Acamprosate acts like an antagonist when the NMDA receptors
are stimulated but acts as a agonist when the NMDA receptors stimulation is
minimal. It has been predicted that this can enhance the functions of NMDA
receptors in schizophrenia and improve cognition. (Tuominen et al, 2005)
published a review/meta-analysis and found out that D-Serine and glycine was
successful in reducing negative symptoms. There was no big effect of d-serine
or glycine on the positive symptoms. Therefore (Shim et al..2008) also said
that some other drugs could be effective by acting on other sites of NMDA
receptors in the treatment of Schizophrenia as research in glutamatergic drugs.

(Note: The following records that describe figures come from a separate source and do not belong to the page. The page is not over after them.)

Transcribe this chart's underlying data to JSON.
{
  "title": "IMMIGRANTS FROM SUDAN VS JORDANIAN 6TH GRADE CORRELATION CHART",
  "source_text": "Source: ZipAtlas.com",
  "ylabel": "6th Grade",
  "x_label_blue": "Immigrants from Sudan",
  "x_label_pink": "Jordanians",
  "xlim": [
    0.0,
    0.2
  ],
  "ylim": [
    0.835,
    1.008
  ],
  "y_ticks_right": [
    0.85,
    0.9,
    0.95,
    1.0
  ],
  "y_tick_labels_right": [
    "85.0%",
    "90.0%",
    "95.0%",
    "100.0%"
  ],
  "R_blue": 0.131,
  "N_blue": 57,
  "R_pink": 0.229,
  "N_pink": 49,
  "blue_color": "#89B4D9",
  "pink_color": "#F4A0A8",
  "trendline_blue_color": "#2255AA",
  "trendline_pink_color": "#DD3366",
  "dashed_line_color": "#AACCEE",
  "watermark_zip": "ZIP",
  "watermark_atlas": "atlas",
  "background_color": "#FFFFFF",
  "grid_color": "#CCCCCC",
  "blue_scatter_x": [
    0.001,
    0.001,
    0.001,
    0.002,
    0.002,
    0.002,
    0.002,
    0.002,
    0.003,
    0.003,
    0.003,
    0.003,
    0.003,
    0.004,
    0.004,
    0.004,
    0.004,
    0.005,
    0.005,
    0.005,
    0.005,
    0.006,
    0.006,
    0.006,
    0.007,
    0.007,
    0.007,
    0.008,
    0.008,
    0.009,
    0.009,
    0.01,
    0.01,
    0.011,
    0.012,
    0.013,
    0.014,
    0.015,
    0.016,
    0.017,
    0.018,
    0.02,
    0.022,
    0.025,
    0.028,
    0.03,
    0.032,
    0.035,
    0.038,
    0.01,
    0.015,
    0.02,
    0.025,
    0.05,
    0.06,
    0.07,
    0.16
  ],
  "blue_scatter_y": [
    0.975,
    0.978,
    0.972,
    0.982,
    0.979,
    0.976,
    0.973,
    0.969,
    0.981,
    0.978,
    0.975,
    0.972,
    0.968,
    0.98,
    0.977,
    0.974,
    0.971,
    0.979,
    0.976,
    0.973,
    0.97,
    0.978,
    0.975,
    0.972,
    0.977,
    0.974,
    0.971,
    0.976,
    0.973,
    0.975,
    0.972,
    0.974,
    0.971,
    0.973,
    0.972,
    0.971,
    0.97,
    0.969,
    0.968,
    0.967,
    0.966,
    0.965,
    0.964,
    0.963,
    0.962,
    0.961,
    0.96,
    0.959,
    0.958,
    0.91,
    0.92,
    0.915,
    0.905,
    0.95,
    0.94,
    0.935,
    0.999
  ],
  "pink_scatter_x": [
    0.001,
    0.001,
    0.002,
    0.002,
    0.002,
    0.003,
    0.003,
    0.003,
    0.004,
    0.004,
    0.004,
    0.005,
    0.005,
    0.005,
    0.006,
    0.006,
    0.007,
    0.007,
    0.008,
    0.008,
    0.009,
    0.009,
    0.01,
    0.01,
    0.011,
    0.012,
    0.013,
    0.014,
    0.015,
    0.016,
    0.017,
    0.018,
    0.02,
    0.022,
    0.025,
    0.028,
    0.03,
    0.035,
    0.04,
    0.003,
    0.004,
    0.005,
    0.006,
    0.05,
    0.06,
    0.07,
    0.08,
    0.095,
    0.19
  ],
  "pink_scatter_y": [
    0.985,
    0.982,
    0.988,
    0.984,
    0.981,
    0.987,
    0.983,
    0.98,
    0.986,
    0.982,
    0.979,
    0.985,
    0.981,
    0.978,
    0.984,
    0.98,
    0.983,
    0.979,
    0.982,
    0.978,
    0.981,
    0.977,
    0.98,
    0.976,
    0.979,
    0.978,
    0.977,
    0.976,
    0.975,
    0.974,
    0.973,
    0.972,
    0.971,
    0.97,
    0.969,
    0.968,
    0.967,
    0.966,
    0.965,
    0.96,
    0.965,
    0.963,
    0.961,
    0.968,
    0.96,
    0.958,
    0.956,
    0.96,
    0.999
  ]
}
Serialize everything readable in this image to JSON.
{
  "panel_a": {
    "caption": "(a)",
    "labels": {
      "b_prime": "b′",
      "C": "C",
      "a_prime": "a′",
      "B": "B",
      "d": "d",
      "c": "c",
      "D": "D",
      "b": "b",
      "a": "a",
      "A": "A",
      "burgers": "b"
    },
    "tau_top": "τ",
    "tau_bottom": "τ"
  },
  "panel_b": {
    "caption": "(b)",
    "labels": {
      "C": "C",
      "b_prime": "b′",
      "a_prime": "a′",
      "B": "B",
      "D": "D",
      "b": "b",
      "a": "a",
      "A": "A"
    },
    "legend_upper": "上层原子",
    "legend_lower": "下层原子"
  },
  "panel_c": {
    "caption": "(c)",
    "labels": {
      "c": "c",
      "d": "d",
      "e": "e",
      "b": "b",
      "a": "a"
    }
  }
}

Minocycline is another drug used
to see for any possible effects in treating symptoms of the condition. The exact
mechanism of action of minocycline is unclear, some recent research shows that
it doesn’t modulate the glutamatergic system. In animal studies, it is reversed
several NMDA r antagonist transmissions (Goff and Coyle, 2001).

 

In conclusion it is now suggested that dysfunction of
glutamatergic neurotransmission takes a huge part in treating the symptoms of
schizophrenia especially in negative a cognitive impairment and it is a good
target for drug development (Goff and Coyle, 2001).